Négociation Diversité / QVCT – réunion n°2
Une deuxième réunion de négociation s’est tenue le 5 novembre 2025

Le mode de négociation a légèrement changé, nous n’abordons pas tous les thèmes à chaque réunion, il y a pour chacune des thèmes précis.
Pour cette réunion il s’agissait de parler de « discrimination/harcèlement ».
Nous avons été actifsen mettant en avant l’ensemble de nos propositions.
Nous partons du constat suivant :
- L’entreprise n’arrive pas à détecter efficacement les signaux faibles
- Certaines personnes sont dans une situation à fort risque de discrimination
- Il y a de fortes réticences à remonter les situations anormales de discrimination/harcèlement. Ceci pour plusieurs raisons :
- Crainte de s’adresser directement à RH de peur d’être mal vu et sans résultat.

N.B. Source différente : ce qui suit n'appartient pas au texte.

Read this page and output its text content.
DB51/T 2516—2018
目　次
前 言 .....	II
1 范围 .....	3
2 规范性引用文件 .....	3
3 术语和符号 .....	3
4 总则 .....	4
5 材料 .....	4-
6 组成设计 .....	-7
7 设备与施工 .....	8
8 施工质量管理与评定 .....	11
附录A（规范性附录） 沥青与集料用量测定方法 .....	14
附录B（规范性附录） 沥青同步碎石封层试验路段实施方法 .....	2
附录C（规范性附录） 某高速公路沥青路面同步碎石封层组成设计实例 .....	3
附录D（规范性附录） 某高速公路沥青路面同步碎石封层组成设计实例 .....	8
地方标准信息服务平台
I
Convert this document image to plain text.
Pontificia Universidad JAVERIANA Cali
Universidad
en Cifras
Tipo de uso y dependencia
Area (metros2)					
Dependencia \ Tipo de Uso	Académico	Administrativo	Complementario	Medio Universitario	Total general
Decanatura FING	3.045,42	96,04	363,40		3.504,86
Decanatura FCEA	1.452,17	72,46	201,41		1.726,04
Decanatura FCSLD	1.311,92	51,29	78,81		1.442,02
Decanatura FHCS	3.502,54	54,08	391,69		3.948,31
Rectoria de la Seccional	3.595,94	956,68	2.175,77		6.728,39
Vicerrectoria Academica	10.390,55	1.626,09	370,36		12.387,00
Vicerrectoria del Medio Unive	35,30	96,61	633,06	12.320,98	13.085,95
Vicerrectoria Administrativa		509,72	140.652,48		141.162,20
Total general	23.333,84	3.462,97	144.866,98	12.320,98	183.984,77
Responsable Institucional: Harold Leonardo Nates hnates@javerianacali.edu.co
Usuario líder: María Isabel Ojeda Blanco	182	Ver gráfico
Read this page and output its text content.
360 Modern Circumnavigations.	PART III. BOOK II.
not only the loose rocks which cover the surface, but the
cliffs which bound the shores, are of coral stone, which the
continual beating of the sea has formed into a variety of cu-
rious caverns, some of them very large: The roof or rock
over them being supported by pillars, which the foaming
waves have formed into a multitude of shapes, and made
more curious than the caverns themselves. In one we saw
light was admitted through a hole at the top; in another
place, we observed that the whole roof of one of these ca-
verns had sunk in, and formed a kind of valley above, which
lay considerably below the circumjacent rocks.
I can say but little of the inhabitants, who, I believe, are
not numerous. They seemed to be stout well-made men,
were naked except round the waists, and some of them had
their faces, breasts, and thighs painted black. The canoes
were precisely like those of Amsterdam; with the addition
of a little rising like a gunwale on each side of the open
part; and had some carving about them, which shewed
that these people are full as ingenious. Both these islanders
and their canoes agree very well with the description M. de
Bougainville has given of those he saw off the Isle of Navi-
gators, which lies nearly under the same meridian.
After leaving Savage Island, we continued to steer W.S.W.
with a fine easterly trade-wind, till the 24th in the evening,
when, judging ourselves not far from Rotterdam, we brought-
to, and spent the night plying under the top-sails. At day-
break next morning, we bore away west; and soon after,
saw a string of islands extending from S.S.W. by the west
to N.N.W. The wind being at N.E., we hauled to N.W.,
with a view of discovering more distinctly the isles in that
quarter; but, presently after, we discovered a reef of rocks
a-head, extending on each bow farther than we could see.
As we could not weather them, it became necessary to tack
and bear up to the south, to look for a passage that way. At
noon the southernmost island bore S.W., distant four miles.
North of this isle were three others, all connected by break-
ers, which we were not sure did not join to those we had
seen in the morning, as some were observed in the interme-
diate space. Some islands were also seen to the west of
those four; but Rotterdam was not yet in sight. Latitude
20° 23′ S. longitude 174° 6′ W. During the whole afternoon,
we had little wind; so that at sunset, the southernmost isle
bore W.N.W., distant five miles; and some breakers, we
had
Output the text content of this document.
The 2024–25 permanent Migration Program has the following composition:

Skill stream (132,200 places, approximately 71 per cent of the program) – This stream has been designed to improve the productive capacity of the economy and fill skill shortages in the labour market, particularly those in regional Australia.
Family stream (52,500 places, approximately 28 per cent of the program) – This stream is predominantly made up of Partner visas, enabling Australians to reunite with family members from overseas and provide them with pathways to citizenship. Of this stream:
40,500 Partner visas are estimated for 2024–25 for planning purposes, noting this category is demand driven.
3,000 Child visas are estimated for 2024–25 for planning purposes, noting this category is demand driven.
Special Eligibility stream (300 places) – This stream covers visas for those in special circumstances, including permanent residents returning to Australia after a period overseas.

- Crainte de s’adresser à une OS pour les mêmes raisons.
- Crainte de représailles, de dégradation du contexte de travail en « parlant ».
Pour toutes ces raisons, on laisse perdurer trop de situations anormales.
Nous proposons pour améliorer la situation, de travailler sur 3 axes :
- Libérer la parole
- Suivre efficacement les cas
- Assurer le « SAV »
Il faut mettre du suivi et de la transparence. C’est la meilleure garantie pour qu’un salarié ne subisse pas sa situation personnelle (via une discrimination) ou ses prises de paroles (sur des cas de harcèlement).
Concrètement :
- Nous voulons que pour les personnels entrant dans une catégorie « à risque fort » de discrimination (une classification des « risques de discrimination » doit être réalisée conjointement entre la direction et les OS), soit réalisé au moins une fois par an (après la période des entretiens pro et des mesures salariales), une réunion entre RH et les DSR pour balayer :
- Contenu + évaluation de l’EP
- % Augmentation
- % de PSO pour les cadres
- Une réunion à rythme régulier, tous les deux mois par exemple, entre RH et les DSR de manière à parler des situations potentielles de harcèlement/discrimination
- Objectif : mettre de l’huile dans les rouages et parler des situations même au stade de « suspicion » afin d’avoir un regard dessus. Cela permettra de détecter les signaux faibles et d’agir vite le cas échéant.
- Pour chaque cas de harcèlement/discrimination déclaré/remonté, il faut impérativement que la situation de la personne soit suivie pendant au moins 3 ans entre RH et un représentant de l’OS en charge du dossier afin de s’assurer que le contexte de travail ne se dégrade pas et que la personne qui a « parlé » ne subit pas de discrimination. Le cas échéant vérifier que le harcèlement a cessé de façon durable.
Nous sommes convaincus que l’amélioration des situations de harcèlement/discrimination passe par mettre un coup de projecteur sur les cas, mêmes potentiels.
Favoriser la libération de la parole et suivre dans le temps la situation des personnes concernées nous semble une démarche essentielle.